The default value is False.
ModelType
Optionally specify the binomial family link Model Type to be used. Choose from:
- logit
- probit
- complementary log-log
The default value is logit.
ModelOutputMode
Specify whether the serialized model is written to a file on disk.
This property also determines how ModelOutputField and ModelOutputDirectory behave. The default value is None.
ModelOutputField
Optionally specify a name for the output field that contains the full path of the file where the serialized model has been written. The default value is "glm_ModelOutput".
ModelOutputDirectory
Specify the directory where the serialized model is written when ModelOutputMode is set to File. When ModelOutputDirectory is blank, files are written to the Data360 Analyze temporary directory.
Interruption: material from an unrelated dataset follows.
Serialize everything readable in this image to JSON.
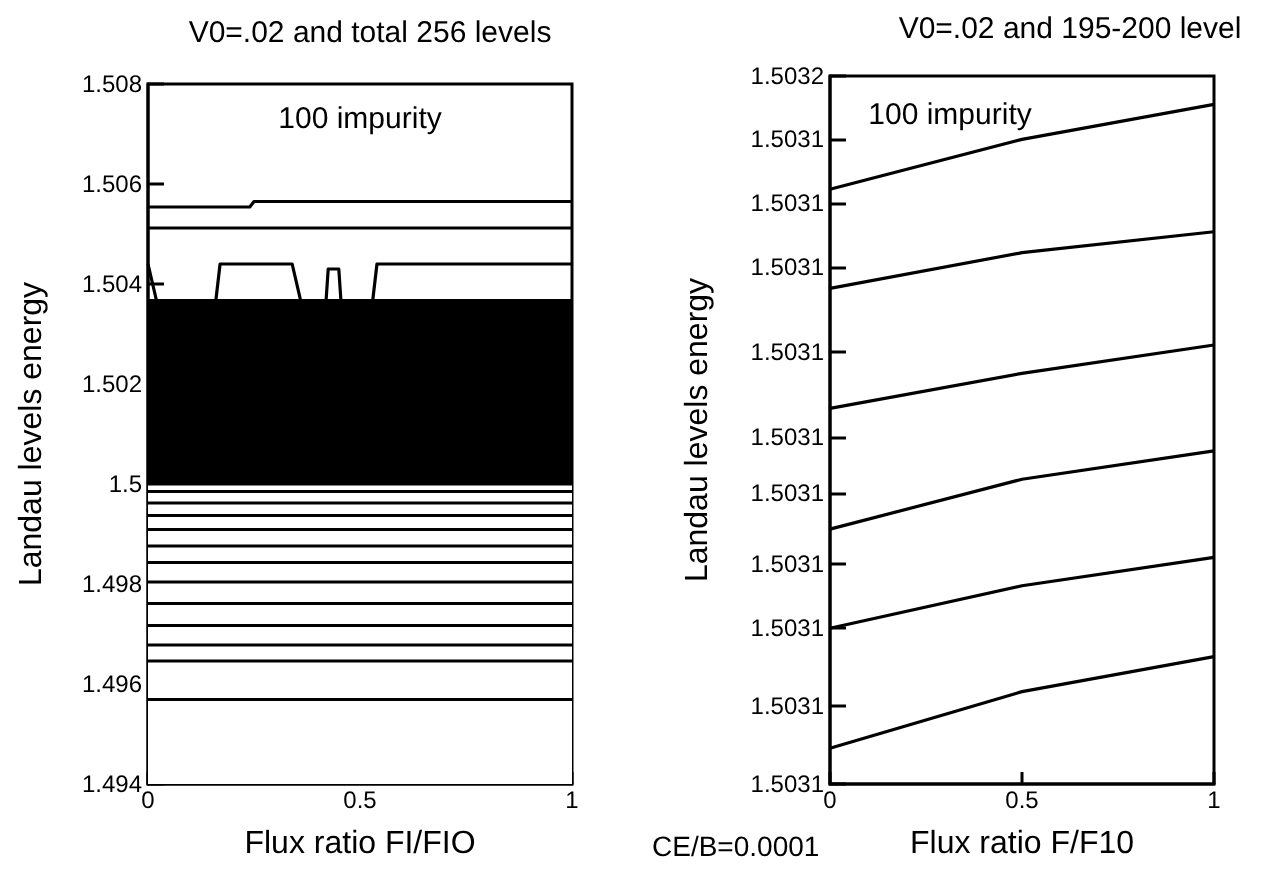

Otherwise, the files are written to the specified directory - the specified directory must exist and be writeable. This node will not overwrite existing files by default. This behavior can be set in the ExceptionBehavior tab.
This property should only be filled in when ModelOutputMode is set to File.
OutputAdditionalAttributes
Optionally specify whether an extended set of coefficient attributes is to be provided on the output.
If set to True:
1. The following values are output on the Summary output pin:
- Null Deviance
- Total Degrees of Freedom (for the Null Model)
- Residual Deviance
- Residual Degrees of Freedom
- AIC value
- Number of Fisher Iterations
2. The following values are output on the Coefficients output pin:
- Standard Error
- t value
- p value
- The exponent of the (existing) coefficient values
The default value is False.
FileExistsBehavior
Optionally specify whether an existing serialized model file will be overwritten. Choose from:
- Error - Generate an error and do not overwrite the file.
- Log - Log a warning message and do not overwrite the file.
- Ignore - Do not overwrite the file.
- Overwrite - Overwrite the file.
The default value is Error.
Inputs and outputs
Inputs: data.
Outputs: glmSummary, glmResiduals, glmCoefficients, anovaSummary.